Note that in this example, we are just using the reverse rates provided by ReacLib and not rederiving them via detailed balance together with the nuclear partition function. This can be done using the DerivedRate class.

print(alpha_library)
C12 + He4 ⟶ O16 + 𝛾            [Q =   7.16 MeV] (C12 + He4 --> O16 <nac2_reaclib__>)
O16 + He4 ⟶ Ne20 + 𝛾           [Q =   4.73 MeV] (O16 + He4 --> Ne20 <co10_reaclib__>)
Ne20 + He4 ⟶ Mg24 + 𝛾          [Q =   9.32 MeV] (Ne20 + He4 --> Mg24 <il10_reaclib__>)
Mg24 + He4 ⟶ Si28 + 𝛾          [Q =   9.98 MeV] (Mg24 + He4 --> Si28 <st08_reaclib__>)
Si28 + He4 ⟶ S32 + 𝛾           [Q =   6.95 MeV] (Si28 + He4 --> S32 <ths8_reaclib__>)
S32 + He4 ⟶ Ar36 + 𝛾           [Q =   6.64 MeV] (S32 + He4 --> Ar36 <ths8_reaclib__>)
Ar36 + He4 ⟶ Ca40 + 𝛾          [Q =   7.04 MeV] (Ar36 + He4 --> Ca40 <ths8_reaclib__>)
Ca40 + He4 ⟶ Ti44 + 𝛾          [Q =   5.13 MeV] (Ca40 + He4 --> Ti44 <chw0_reaclib__>)
Ti44 + He4 ⟶ Cr48 + 𝛾          [Q =   7.70 MeV] (Ti44 + He4 --> Cr48 <ths8_reaclib__>)
Cr48 + He4 ⟶ Fe52 + 𝛾          [Q =   7.94 MeV] (Cr48 + He4 --> Fe52 <ths8_reaclib__>)
Fe52 + He4 ⟶ Ni56 + 𝛾          [Q =   8.00 MeV] (Fe52 + He4 --> Ni56 <ths8_reaclib__>)
O16 ⟶ He4 + C12                [Q =  -7.16 MeV] (O16 --> He4 + C12 <nac2_reaclib__reverse>)
Ne20 ⟶ He4 + O16               [Q =  -4.73 MeV] (Ne20 --> He4 + O16 <co10_reaclib__reverse>)
Mg24 ⟶ He4 + Ne20              [Q =  -9.32 MeV] (Mg24 --> He4 + Ne20 <il10_reaclib__reverse>)
Si28 ⟶ He4 + Mg24              [Q =  -9.98 MeV] (Si28 --> He4 + Mg24 <st08_reaclib__reverse>)
S32 ⟶ He4 + Si28               [Q =  -6.95 MeV] (S32 --> He4 + Si28 <ths8_reaclib__reverse>)
Ar36 ⟶ He4 + S32               [Q =  -6.64 MeV] (Ar36 --> He4 + S32 <ths8_reaclib__reverse>)
Ca40 ⟶ He4 + Ar36              [Q =  -7.04 MeV] (Ca40 --> He4 + Ar36 <ths8_reaclib__reverse>)
Ti44 ⟶ He4 + Ca40              [Q =  -5.13 MeV] (Ti44 --> He4 + Ca40 <chw0_reaclib__reverse>)
Cr48 ⟶ He4 + Ti44              [Q =  -7.70 MeV] (Cr48 --> He4 + Ti44 <ths8_reaclib__reverse>)
Fe52 ⟶ He4 + Cr48              [Q =  -7.94 MeV] (Fe52 --> He4 + Cr48 <ths8_reaclib__reverse>)
Ni56 ⟶ He4 + Fe52              [Q =  -8.00 MeV] (Ni56 --> He4 + Fe52 <ths8_reaclib__reverse>)

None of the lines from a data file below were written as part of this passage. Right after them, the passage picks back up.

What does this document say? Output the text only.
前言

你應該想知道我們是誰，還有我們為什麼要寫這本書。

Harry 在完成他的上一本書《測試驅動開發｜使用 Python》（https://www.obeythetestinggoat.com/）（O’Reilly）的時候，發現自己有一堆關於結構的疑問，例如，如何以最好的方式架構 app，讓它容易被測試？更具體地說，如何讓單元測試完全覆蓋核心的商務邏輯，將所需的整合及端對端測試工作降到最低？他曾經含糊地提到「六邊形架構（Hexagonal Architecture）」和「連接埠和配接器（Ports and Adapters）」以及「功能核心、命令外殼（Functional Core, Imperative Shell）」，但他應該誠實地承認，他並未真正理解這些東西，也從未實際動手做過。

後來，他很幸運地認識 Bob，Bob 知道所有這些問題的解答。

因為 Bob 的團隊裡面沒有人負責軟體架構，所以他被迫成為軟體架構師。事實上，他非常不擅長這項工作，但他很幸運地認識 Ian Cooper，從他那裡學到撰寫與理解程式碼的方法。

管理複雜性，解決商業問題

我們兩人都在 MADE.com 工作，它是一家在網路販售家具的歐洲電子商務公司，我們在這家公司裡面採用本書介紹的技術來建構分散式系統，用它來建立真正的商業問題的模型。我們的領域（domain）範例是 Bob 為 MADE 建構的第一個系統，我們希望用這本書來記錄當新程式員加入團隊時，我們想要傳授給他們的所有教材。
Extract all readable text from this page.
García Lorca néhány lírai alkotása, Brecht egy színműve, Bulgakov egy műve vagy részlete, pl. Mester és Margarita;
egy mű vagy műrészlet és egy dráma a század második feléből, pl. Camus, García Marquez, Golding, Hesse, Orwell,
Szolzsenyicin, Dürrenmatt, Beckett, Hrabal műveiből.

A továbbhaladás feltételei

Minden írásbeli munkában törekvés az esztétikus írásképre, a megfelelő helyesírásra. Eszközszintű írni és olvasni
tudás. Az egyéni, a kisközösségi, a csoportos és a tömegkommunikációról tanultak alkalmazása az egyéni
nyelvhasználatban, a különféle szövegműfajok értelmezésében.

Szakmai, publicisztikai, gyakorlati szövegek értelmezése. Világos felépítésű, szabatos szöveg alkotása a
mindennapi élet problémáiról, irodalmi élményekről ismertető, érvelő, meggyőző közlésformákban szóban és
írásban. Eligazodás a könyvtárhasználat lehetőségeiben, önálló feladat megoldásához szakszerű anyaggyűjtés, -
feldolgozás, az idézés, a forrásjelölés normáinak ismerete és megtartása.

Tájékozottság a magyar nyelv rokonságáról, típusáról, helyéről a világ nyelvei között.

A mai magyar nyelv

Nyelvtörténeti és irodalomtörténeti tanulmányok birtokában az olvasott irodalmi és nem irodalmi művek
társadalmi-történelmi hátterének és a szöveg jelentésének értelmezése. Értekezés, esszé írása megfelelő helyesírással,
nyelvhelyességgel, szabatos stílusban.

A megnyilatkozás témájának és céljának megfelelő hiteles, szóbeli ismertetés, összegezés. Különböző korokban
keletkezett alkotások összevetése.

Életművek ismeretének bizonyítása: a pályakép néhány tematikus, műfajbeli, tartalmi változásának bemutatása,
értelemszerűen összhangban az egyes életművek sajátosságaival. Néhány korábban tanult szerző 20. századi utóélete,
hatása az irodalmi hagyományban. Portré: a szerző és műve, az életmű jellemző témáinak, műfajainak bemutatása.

Next we can create a reaction network from our filtered alpha capture library by passing our library to a network constructor using the libraries keyword.

alpha_network = pyna.PythonNetwork(libraries=alpha_library)

And finally we can make Z-N plot of the nuclei linked via the reactions we selected.

fig = alpha_network.plot()
Ignoring fixed x limits to fulfill fixed data aspect with adjustable data limits.
_images/a06899ca78fae43069fe439b6d90a4c335fffff51be18f0af0457fac1a3e0fe7.png

Note

This is not a realistic network for science applications, because the \((\alpha, p)(p, \gamma)\) links between the nuclei are also important. We’ll discuss adding them (and approximating them) later.